Enviada em 09/05/2021

O advento da industrialização trouxe benefícios e desafios à sociedade brasileira. Com o forte investimento em indústrias automobilísticas e rodovias, foi criado um modelo de urbanização que impede a mobilidade, ou seja, o direito de ir e vir no Brasil. Dessa forma, o estímulo ao consumo e a falta de democratização de outras alternativas de transporte corroboram para essa questão que merece um olhar mais crítico de enfrentamento.

Em primeiro lugar, de acordo com o Departamento Nacional de Trânsito a cada 4 habitantes 1 possui carro. Consoante a isso, o indivíduo para satistifazer suas necessidades tendo em vista o avanço da economia, possui assim menores preços e outras formas de investimentos para obter um autómovel. Contudo, a estrutura das cidades brasileiras não foi feita para esse fluxo intenso de veículos.

Também, a falta de investimento, logística e incentivo de tantas outras formas de transporte colaboram para a crise crescente na mobilidade. Pode-se evidenciar problemas de qualidade tanto nas vias públicas, quanto em transportes coletivos que geram falta de segurança e desconforto pela lotação de passageiros. Ademais, o crescimento do número de veículos acarretam problemas ambientais, já que liberam gases nocivos ao meio ambiente.

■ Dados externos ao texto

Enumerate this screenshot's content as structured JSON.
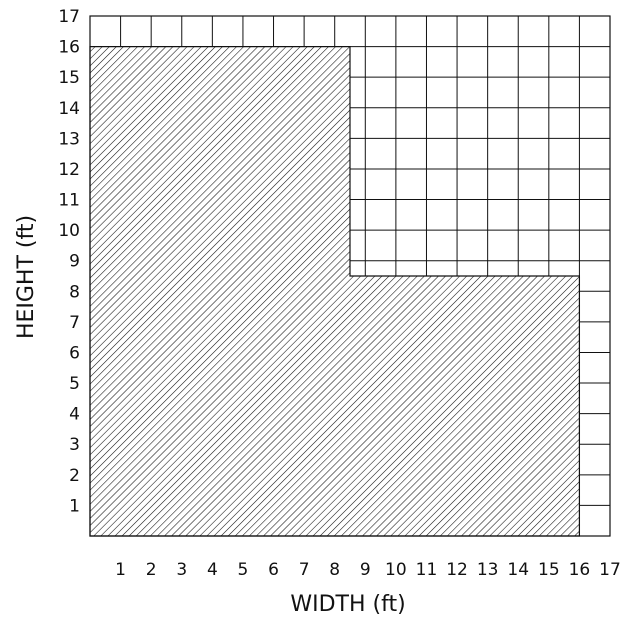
{
  "diagram": {
    "x_label": "WIDTH (ft)",
    "y_label": "HEIGHT (ft)",
    "x_range": [
      0,
      17
    ],
    "y_range": [
      0,
      17
    ],
    "x_ticks": [
      "1",
      "2",
      "3",
      "4",
      "5",
      "6",
      "7",
      "8",
      "9",
      "10",
      "11",
      "12",
      "13",
      "14",
      "15",
      "16",
      "17"
    ],
    "y_ticks": [
      "1",
      "2",
      "3",
      "4",
      "5",
      "6",
      "7",
      "8",
      "9",
      "10",
      "11",
      "12",
      "13",
      "14",
      "15",
      "16",
      "17"
    ],
    "grid": true,
    "shaded_region": {
      "fill": "diagonal-hatch",
      "color": "#111111",
      "vertices_ft": [
        [
          0,
          0
        ],
        [
          16,
          0
        ],
        [
          16,
          8.5
        ],
        [
          8.5,
          8.5
        ],
        [
          8.5,
          16
        ],
        [
          0,
          16
        ]
      ]
    }
  }
}
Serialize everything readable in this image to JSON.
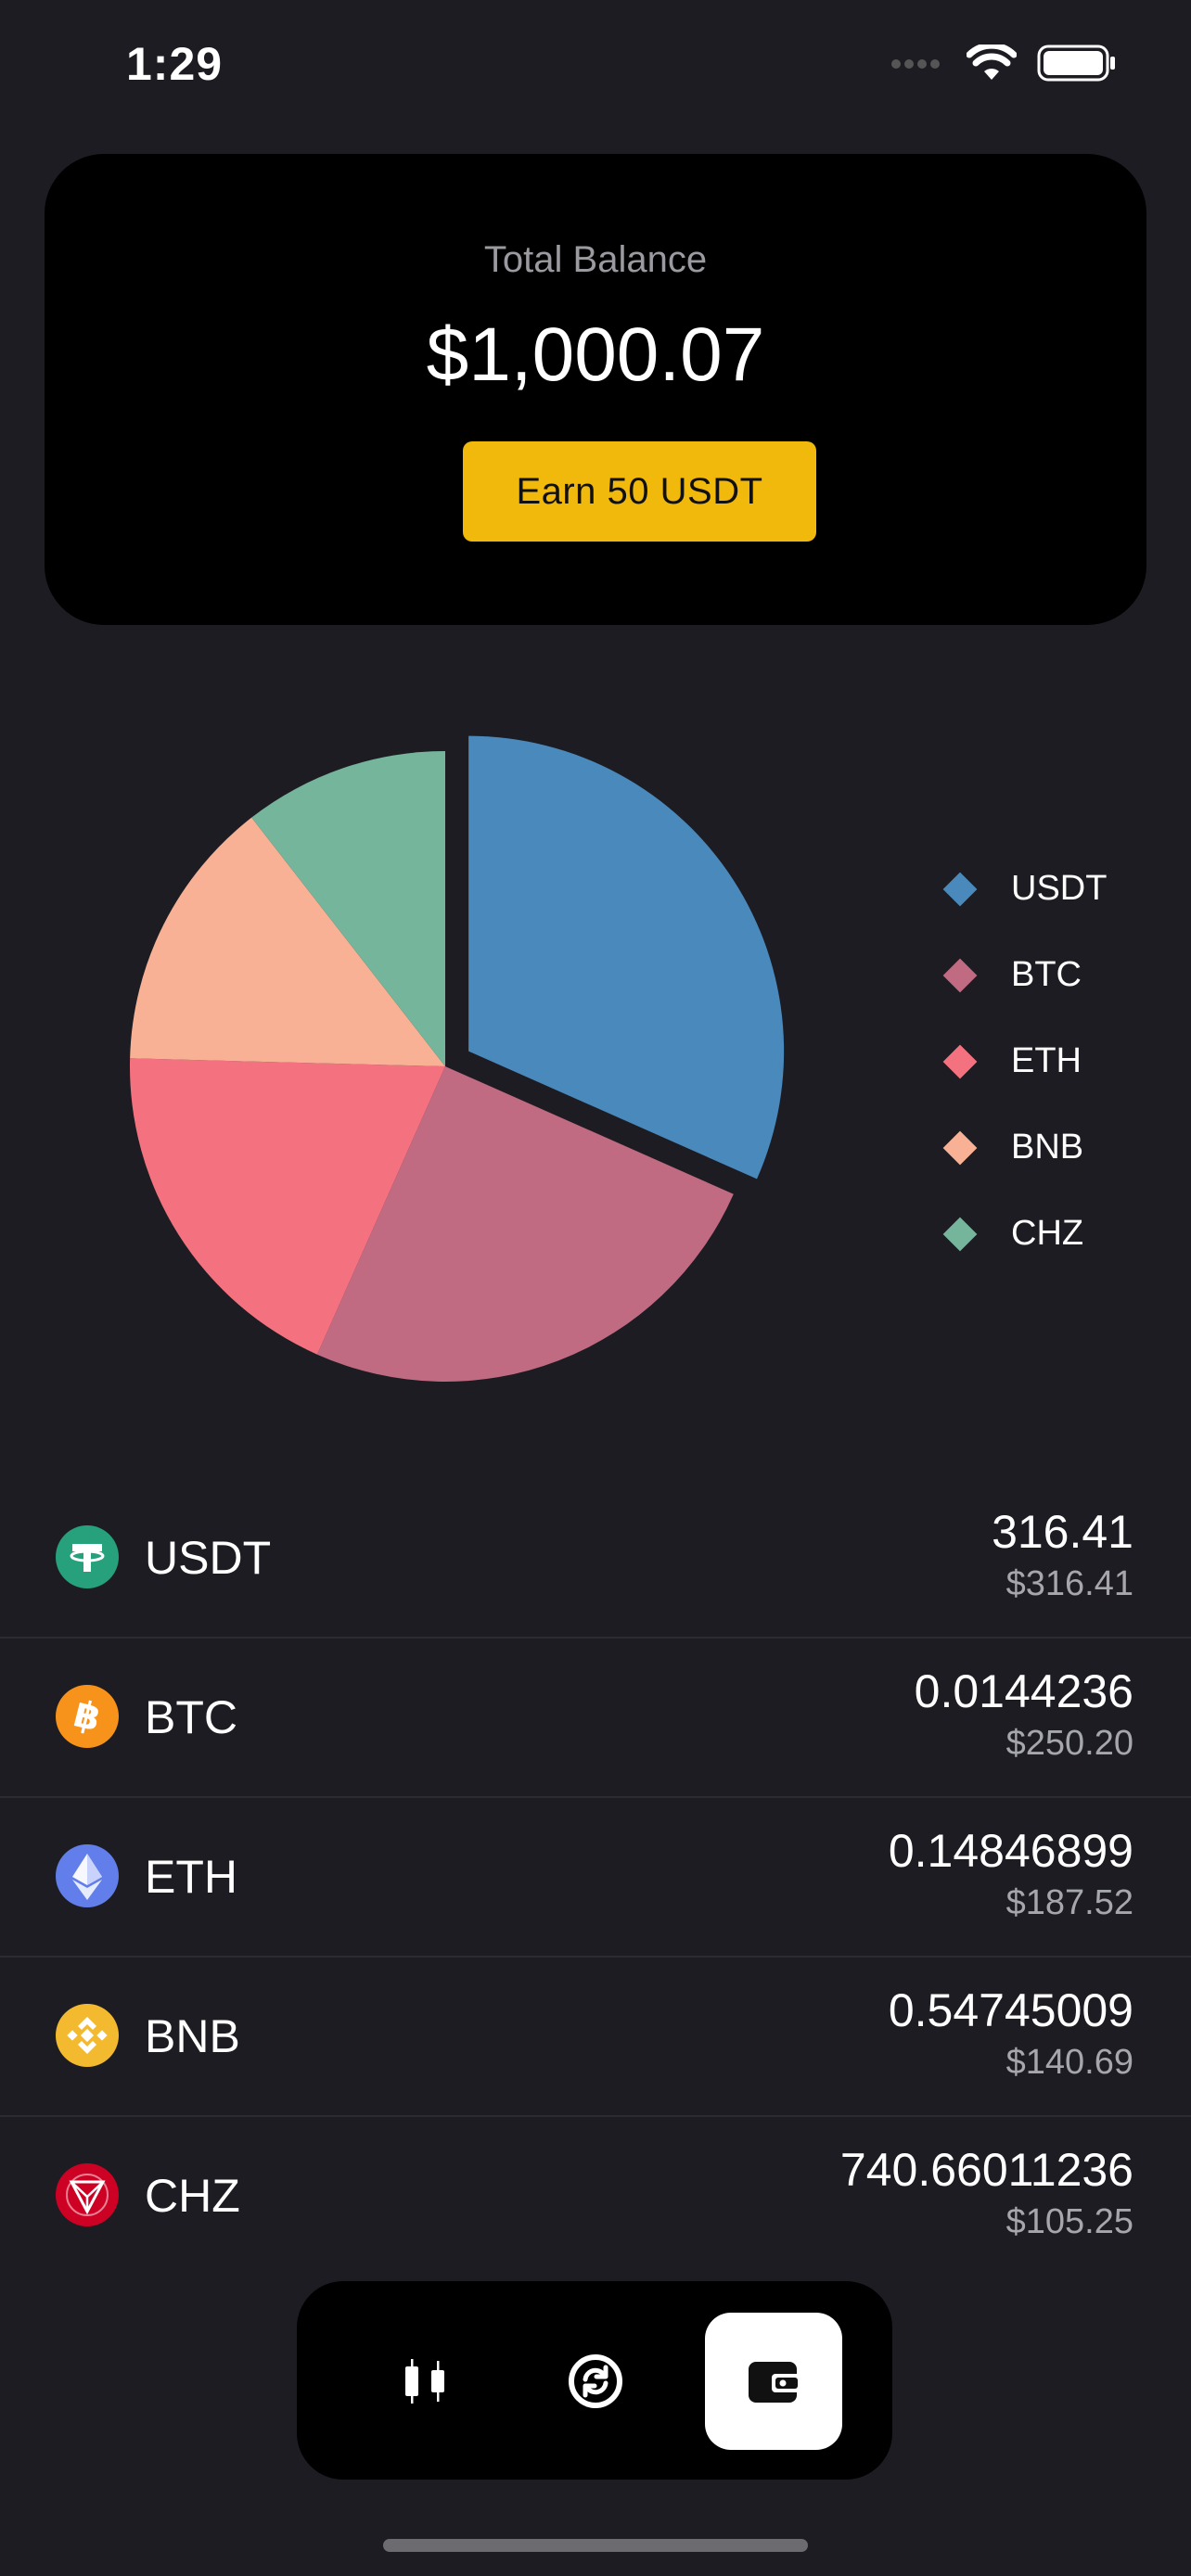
{
  "status": {
    "time": "1:29"
  },
  "balance": {
    "label": "Total Balance",
    "value": "$1,000.07",
    "earn_button": "Earn 50 USDT"
  },
  "colors": {
    "background": "#1c1c22",
    "card": "#000000",
    "accent": "#f0b90b",
    "USDT": "#4a89bb",
    "BTC": "#c06b82",
    "ETH": "#f47280",
    "BNB": "#f8b194",
    "CHZ": "#75b59b"
  },
  "chart_data": {
    "type": "pie",
    "labels": [
      "USDT",
      "BTC",
      "ETH",
      "BNB",
      "CHZ"
    ],
    "values": [
      316.41,
      250.2,
      187.52,
      140.69,
      105.25
    ],
    "colors": [
      "#4a89bb",
      "#c06b82",
      "#f47280",
      "#f8b194",
      "#75b59b"
    ],
    "exploded": "USDT",
    "legend_position": "right"
  },
  "legend": [
    "USDT",
    "BTC",
    "ETH",
    "BNB",
    "CHZ"
  ],
  "assets": [
    {
      "symbol": "USDT",
      "amount": "316.41",
      "usd": "$316.41",
      "icon": "tether-icon",
      "color": "#26a17b"
    },
    {
      "symbol": "BTC",
      "amount": "0.0144236",
      "usd": "$250.20",
      "icon": "bitcoin-icon",
      "color": "#f7931a"
    },
    {
      "symbol": "ETH",
      "amount": "0.14846899",
      "usd": "$187.52",
      "icon": "ethereum-icon",
      "color": "#627eea"
    },
    {
      "symbol": "BNB",
      "amount": "0.54745009",
      "usd": "$140.69",
      "icon": "bnb-icon",
      "color": "#f3ba2f"
    },
    {
      "symbol": "CHZ",
      "amount": "740.66011236",
      "usd": "$105.25",
      "icon": "chiliz-icon",
      "color": "#cd0124"
    }
  ],
  "tabs": [
    {
      "name": "markets",
      "icon": "candlestick-icon",
      "active": false
    },
    {
      "name": "swap",
      "icon": "swap-icon",
      "active": false
    },
    {
      "name": "wallet",
      "icon": "wallet-icon",
      "active": true
    }
  ]
}
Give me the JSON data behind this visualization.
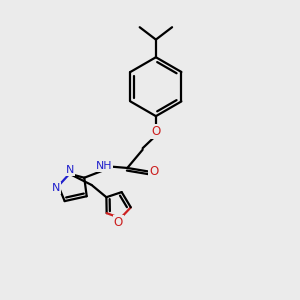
{
  "bg_color": "#ebebeb",
  "bond_color": "#000000",
  "nitrogen_color": "#2020cc",
  "oxygen_color": "#cc2020",
  "line_width": 1.6,
  "figsize": [
    3.0,
    3.0
  ],
  "dpi": 100,
  "xlim": [
    0,
    10
  ],
  "ylim": [
    0,
    10
  ]
}
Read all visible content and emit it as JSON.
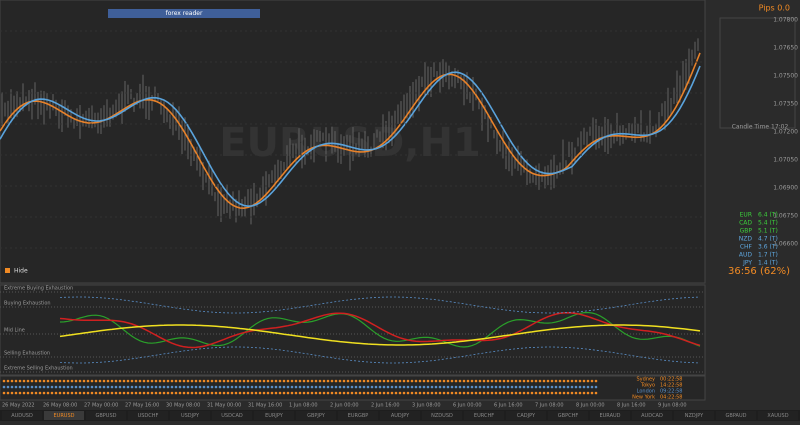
{
  "window": {
    "panel_title": "forex reader",
    "watermark": "EURUSD,H1",
    "hide": "Hide"
  },
  "info_panel": {
    "pips": "Pips 0.0",
    "candle_time": "Candle Time 17:02",
    "countdown": "36:56 (62%)"
  },
  "strength": [
    {
      "currency": "EUR",
      "value": "6.4 (T)",
      "color": "#3cd13c"
    },
    {
      "currency": "CAD",
      "value": "5.4 (T)",
      "color": "#3cd13c"
    },
    {
      "currency": "GBP",
      "value": "5.1 (T)",
      "color": "#3cd13c"
    },
    {
      "currency": "NZD",
      "value": "4.7 (T)",
      "color": "#5fa8e0"
    },
    {
      "currency": "CHF",
      "value": "3.6 (T)",
      "color": "#5fa8e0"
    },
    {
      "currency": "AUD",
      "value": "1.7 (T)",
      "color": "#5fa8e0"
    },
    {
      "currency": "JPY",
      "value": "1.4 (T)",
      "color": "#5fa8e0"
    }
  ],
  "price_scale": [
    "1.07800",
    "1.07650",
    "1.07500",
    "1.07350",
    "1.07200",
    "1.07050",
    "1.06900",
    "1.06750",
    "1.06600"
  ],
  "oscillator": {
    "levels": [
      "Extreme Buying Exhaustion",
      "Buying Exhaustion",
      "Mid Line",
      "Selling Exhaustion",
      "Extreme Selling Exhaustion"
    ]
  },
  "sessions": [
    {
      "name": "Sydney",
      "time": "00:22:58"
    },
    {
      "name": "Tokyo",
      "time": "14:22:58"
    },
    {
      "name": "London",
      "time": "09:22:58"
    },
    {
      "name": "New York",
      "time": "04:22:58"
    }
  ],
  "dates": [
    "26 May 2022",
    "26 May 08:00",
    "27 May 00:00",
    "27 May 16:00",
    "30 May 08:00",
    "31 May 00:00",
    "31 May 16:00",
    "1 Jun 08:00",
    "2 Jun 00:00",
    "2 Jun 16:00",
    "3 Jun 08:00",
    "6 Jun 00:00",
    "6 Jun 16:00",
    "7 Jun 08:00",
    "8 Jun 00:00",
    "8 Jun 16:00",
    "9 Jun 08:00"
  ],
  "tabs": [
    "AUDUSD",
    "EURUSD",
    "GBPUSD",
    "USDCHF",
    "USDJPY",
    "USDCAD",
    "EURJPY",
    "GBPJPY",
    "EURGBP",
    "AUDJPY",
    "NZDUSD",
    "EURCHF",
    "CADJPY",
    "GBPCHF",
    "EURAUD",
    "AUDCAD",
    "NZDJPY",
    "GBPAUD",
    "XAUUSD"
  ]
}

Infere-se, portanto, que medidas são necessárias para diminuir os impactos da crise na mobilidade urbana. O Governo, em conjunto com as lideranças das cidades e munícipios, deve promover um enfrentamento e investimento nos desafios do modelo de estrutura brasileiro, por meio de progagandas em veículos de comunicação que divulguem os benefícios em geral do uso de outros meios de transporte. Também, deve ser destinadas verbas para melhorias e manuntenção das vias e trânsportes coletivos, a fim de garantir segurança, conforto e a aplicação da autêntica mobilidade para toda população.